Annu Int Conf IEEE Eng Med Biol Soc. 2021 Nov;2021:1836-1839. doi: 10.1109/EMBC46164.2021.9629694.
Cognitive Behavioral Therapy (CBT) is a goal-oriented psychotherapy for mental health concerns implemented in a conversational setting. The quality of a CBT session is typically assessed by trained human raters who manually assign pre-defined session-level behavioral codes. In this paper, we develop an end-to-end pipeline that converts speech audio to diarized and transcribed text and extracts linguistic features to code the CBT sessions automatically. We investigate both word-level and utterance-level features and propose feature fusion strategies to combine them. The utterance level features include dialog act tags as well as behavioral codes drawn from another well-known talk psychotherapy called Motivational Interviewing (MI).

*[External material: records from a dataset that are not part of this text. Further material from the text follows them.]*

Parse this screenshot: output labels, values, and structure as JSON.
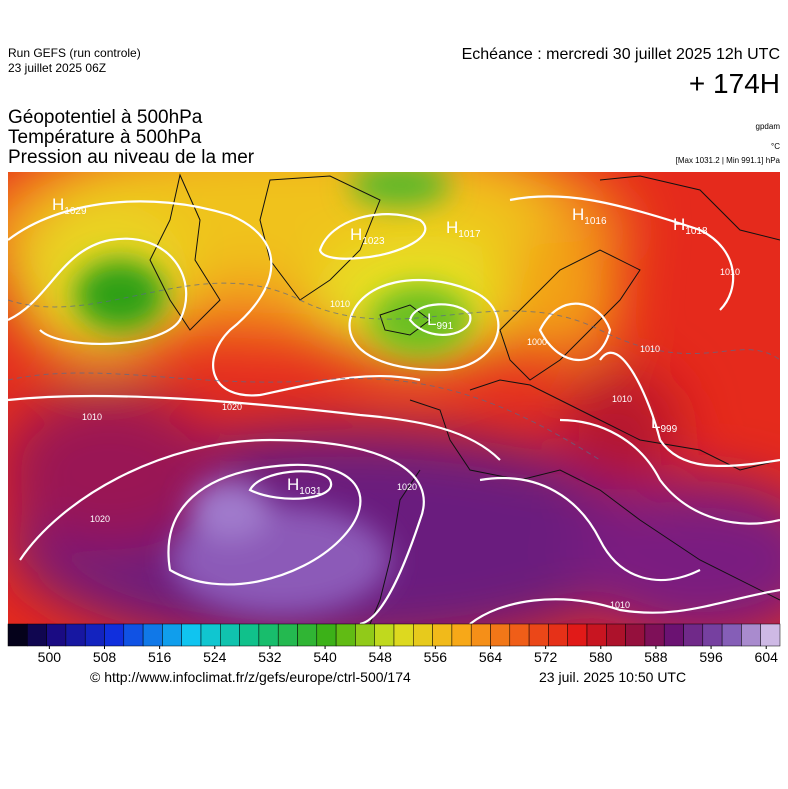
{
  "header": {
    "run": "Run GEFS (run controle)",
    "run_date": "23 juillet 2025 06Z",
    "valid": "Echéance : mercredi 30 juillet 2025 12h UTC",
    "lead": "+ 174H",
    "titles": [
      "Géopotentiel à 500hPa",
      "Température à 500hPa",
      "Pression au niveau de la mer"
    ],
    "units": [
      "gpdam",
      "°C",
      "[Max 1031.2 | Min 991.1] hPa"
    ]
  },
  "map": {
    "centers": [
      {
        "letter": "H",
        "value": 1029
      },
      {
        "letter": "H",
        "value": 1023
      },
      {
        "letter": "H",
        "value": 1017
      },
      {
        "letter": "H",
        "value": 1016
      },
      {
        "letter": "H",
        "value": 1018
      },
      {
        "letter": "L",
        "value": 991
      },
      {
        "letter": "L",
        "value": 999
      },
      {
        "letter": "H",
        "value": 1031
      }
    ],
    "contour_labels": [
      1010,
      1000,
      1020,
      1010,
      1020,
      1020,
      1010,
      1010,
      1010,
      1010
    ]
  },
  "colorbar": {
    "range": [
      494,
      606
    ],
    "ticks": [
      500,
      508,
      516,
      524,
      532,
      540,
      548,
      556,
      564,
      572,
      580,
      588,
      596,
      604
    ]
  },
  "footer": {
    "source": "© http://www.infoclimat.fr/z/gefs/europe/ctrl-500/174",
    "generated": "23 juil. 2025 10:50 UTC"
  }
}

We propose a novel method to augment the word-based features with the utterance level tags for subsequent CBT code estimation. Experiments show that our new fusion strategy outperforms all the studied features, both when used individually and when fused by direct concatenation. We also find that incorporating a sentence segmentation module can further improve the overall system given the preponderance of multi-utterance conversational turns in CBT sessions.
认知行为疗法(CBT)是一种针对心理健康问题的以目标为导向的心理治疗方法,在会话环境中实施。CBT 会话的质量通常由经过培训的人类评估员进行评估,他们手动分配预定义的会话级行为代码。在本文中,我们开发了一个端到端的管道,将语音音频转换为已标注和转录的文本,并提取语言特征自动对 CBT 会话进行编码。我们研究了单词级和语句级特征,并提出了特征融合策略来组合它们。语句级特征包括对话行为标签以及另一种著名的谈话心理治疗方法称为动机性访谈(MI)中的行为代码。我们提出了一种新的方法,即用语句级标签来扩充基于单词的特征,以便后续进行 CBT 代码估计。实验表明,我们的新融合策略在单独使用和直接串联融合时都优于所有研究的特征。我们还发现,在 CBT 会话中存在大量多语句对话轮次的情况下,引入句子分割模块可以进一步提高整体系统性能。